Orang Jawa: bahasa dan kerumitannya
Orang Jawa itu sangat hebat dalam membuat filosofi akan sesuatu. Luar biasa dalam mengolah kata dan rasa. Ya mau gimana lagi, ya. baru bahasanya saja sudah berlapis-lapis banyaknya dengan banyak sekali aturan.
Kalau ada orang zaman sekarang yang bilang banyak orang Cina jenius dalam berhitung dan teknologi karena bahasanya.... jangan lupakan bahasa Jawa yang menurut Siti Soemandari Soeroto punya 23 tingkatan. Orang Jawa yang njawani harus tahu kapan berbicara dengan jenis bahasa Jawa yang tepat dengan lawan bicaranya.
Saya pernah klarifikasi hal ini dengan sesepuh keluarga bangsawan lama, dan beliau mengiyakan, meski tidak secara tepat menyebut jumlahnya. Beliau juga bercerita bahwa saat eyang (nenek) masih sugeng, beliau sering diperingatkan jika salah menggunakan jenis ngoko pada lawan bicaranya.
Sama-sama Jawa ngoko, misalnya, ada beda ngoko dengan teman sepantaran yang satu derajat, dengan yang beda derajat, atau ngoko pada orang yang lebih tua tapi statusnya di bawahnya. Status di bawahnya juga ada jenis ngoko lainnya lagi jika masih belum yakin letak status lawan bicaranya. Rumit sekali, ya. Hahaha.
Sudah bisa membayangkan dong seperti apa rumitnya filosofi orang Jawa jika menggunakan pemikiran zaman sekarang?
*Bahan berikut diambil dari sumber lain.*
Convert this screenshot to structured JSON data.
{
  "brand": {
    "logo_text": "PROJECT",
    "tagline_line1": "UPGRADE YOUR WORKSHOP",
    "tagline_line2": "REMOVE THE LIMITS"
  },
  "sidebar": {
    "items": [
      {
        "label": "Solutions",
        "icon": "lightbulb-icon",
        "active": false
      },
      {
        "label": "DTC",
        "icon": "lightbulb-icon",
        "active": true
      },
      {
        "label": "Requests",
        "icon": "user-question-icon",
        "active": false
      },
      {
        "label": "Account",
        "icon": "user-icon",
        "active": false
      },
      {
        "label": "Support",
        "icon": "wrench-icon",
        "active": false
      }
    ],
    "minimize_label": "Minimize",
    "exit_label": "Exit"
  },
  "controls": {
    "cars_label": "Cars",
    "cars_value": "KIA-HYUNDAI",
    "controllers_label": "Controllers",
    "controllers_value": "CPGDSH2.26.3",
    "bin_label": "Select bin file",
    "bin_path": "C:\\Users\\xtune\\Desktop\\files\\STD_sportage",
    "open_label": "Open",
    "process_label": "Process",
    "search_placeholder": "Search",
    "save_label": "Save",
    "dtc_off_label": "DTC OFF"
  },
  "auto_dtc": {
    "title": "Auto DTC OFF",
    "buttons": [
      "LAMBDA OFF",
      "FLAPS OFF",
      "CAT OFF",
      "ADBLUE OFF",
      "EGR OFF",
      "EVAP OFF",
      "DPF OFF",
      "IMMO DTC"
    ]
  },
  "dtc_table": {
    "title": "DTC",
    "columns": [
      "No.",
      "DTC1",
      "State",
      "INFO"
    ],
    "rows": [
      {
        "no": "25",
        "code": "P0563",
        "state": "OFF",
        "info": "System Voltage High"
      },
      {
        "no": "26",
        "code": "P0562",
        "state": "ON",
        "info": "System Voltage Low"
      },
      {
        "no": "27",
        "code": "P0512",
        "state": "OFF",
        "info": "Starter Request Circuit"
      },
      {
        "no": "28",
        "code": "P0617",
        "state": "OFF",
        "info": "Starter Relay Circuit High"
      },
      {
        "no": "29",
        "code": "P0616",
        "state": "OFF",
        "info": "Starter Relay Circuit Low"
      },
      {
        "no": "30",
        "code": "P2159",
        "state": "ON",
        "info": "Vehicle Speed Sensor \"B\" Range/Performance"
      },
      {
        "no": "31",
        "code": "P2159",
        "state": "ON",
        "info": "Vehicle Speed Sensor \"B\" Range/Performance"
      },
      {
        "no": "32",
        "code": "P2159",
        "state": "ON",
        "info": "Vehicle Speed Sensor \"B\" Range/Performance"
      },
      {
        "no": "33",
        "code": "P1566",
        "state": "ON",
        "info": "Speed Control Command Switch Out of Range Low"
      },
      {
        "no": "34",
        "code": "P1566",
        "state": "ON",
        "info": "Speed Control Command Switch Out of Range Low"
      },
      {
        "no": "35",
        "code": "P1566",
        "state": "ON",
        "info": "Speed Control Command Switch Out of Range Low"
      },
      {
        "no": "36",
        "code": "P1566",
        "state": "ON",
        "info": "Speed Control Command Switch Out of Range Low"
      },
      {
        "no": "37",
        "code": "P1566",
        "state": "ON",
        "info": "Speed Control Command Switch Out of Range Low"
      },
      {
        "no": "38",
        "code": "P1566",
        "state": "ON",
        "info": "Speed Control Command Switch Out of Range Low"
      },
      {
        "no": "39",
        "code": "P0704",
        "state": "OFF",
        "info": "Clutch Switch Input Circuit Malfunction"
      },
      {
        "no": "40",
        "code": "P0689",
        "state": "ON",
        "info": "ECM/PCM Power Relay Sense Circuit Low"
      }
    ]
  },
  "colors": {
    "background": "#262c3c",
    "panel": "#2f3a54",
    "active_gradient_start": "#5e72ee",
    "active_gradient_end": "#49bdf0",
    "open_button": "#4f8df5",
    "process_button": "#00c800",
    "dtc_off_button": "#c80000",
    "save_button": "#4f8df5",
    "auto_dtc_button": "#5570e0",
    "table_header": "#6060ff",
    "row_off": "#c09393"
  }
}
Kalau kita mau sedikit kembali ke pandangan hidup di masa lalu, sebenarnya tidak serumit itu. Kalau mau lebih banyak ya akan lebih rumit juga sih karena memang kehalusan rasa menyesuaikan tingkat keadiluhungan seseorang atau suatu budaya.
Untuk kita, cukuplah mengetahui bahwa filosofi hidup orang Jawa merupakan pola berpikir, prinsip hidup, dan tata perilaku yang menjadi landasan hidup bagi orang Jawa, termasuk dalam menjawab dan menghadapi berbagai permasalahan kehidupan. Pada dasarnya ada tiga landasan utama, yaitu landasan ketuhanan, kesadaran akan semesta dan keberadaan manusia.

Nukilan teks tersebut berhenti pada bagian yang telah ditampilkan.